I walked along rocky, kelp-strewn beaches and peeked into tidepools.
I also saw some disturbing refuse along the gravel road: assorted parts of what appeared to be at least one slaughtered calf. I didn't linger there.
I saw many different bird species: widgeons (American and European), hooded mergansers, buffleheads, crows, assorted gulls, a tiny winter wren, bald eagles, a song sparrow, cormorants, loons, geese....On my way back to town, I encountered a man who had parked his car beside the road. "Did you see the kingbird?" he asked.
"Do you mean a kingfisher?"
"No, a kingbird. They're rare in these parts, and there have been reports of one around here for the past few days."
"No," I said. "No kingbird, but lots of gulls. I can't tell the gulls apart very well."
"No one can," he said. "But look, there's an immature Icelandic gull, standing in that stream on the beach." Sure enough, there was a cream-colored gull standing among the brown and gray and white ones.
I thanked him for the sighting and told him that I would stand out in the street and wave my arms if I happened to see a kingbird on my way back to the marina. I didn't.
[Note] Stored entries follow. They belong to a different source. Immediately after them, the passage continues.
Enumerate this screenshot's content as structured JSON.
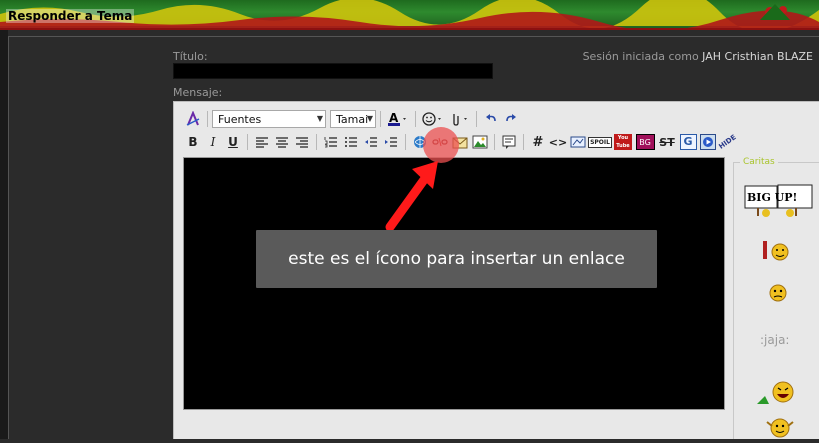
{
  "header": {
    "title": "Responder a Tema"
  },
  "form": {
    "title_label": "Título:",
    "message_label": "Mensaje:",
    "session_prefix": "Sesión iniciada como",
    "username": "JAH Cristhian BLAZE"
  },
  "toolbar": {
    "font_select": "Fuentes",
    "size_select": "Tamai",
    "buttons_row1": [
      "format-icon",
      "font-color-icon",
      "smiley-icon",
      "attachment-icon",
      "undo-icon",
      "redo-icon"
    ],
    "buttons_row2_text": {
      "bold": "B",
      "italic": "I",
      "underline": "U",
      "hash": "#",
      "code": "<>",
      "spoil": "SPOIL",
      "youtube": "You Tube",
      "bg": "BG",
      "strike": "ST",
      "google": "G",
      "hide": "HIDE"
    }
  },
  "smilies": {
    "legend": "Caritas",
    "bigup": "BIG UP!",
    "jaja": ":jaja:"
  },
  "annotation": {
    "text": "este es el ícono para insertar un enlace"
  },
  "colors": {
    "header_green": "#2e8a2e",
    "page_bg": "#2b2b2b",
    "editor_bg": "#e8e8e8",
    "tooltip_bg": "#5a5a5a",
    "highlight": "#eb5050",
    "arrow": "#ff1a1a"
  }
}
Back on the boat, Eric had been busy: he'd hooked up the wind pilot, sealed the hawspipe for the secondary anchor rode, secured the dinghy, took off the dorade cowls and replaced them with flat covers, and worked on the radio to eliminate the RF interference that had been intermittently plaguing it.
For the remainder of the day, we hung out inside Scoots, while the wind built into a steady roar through the rigging. Eric made Indian food, and we listened to the Sharks game over the Internet. They lost to Winnipeg in a shootout.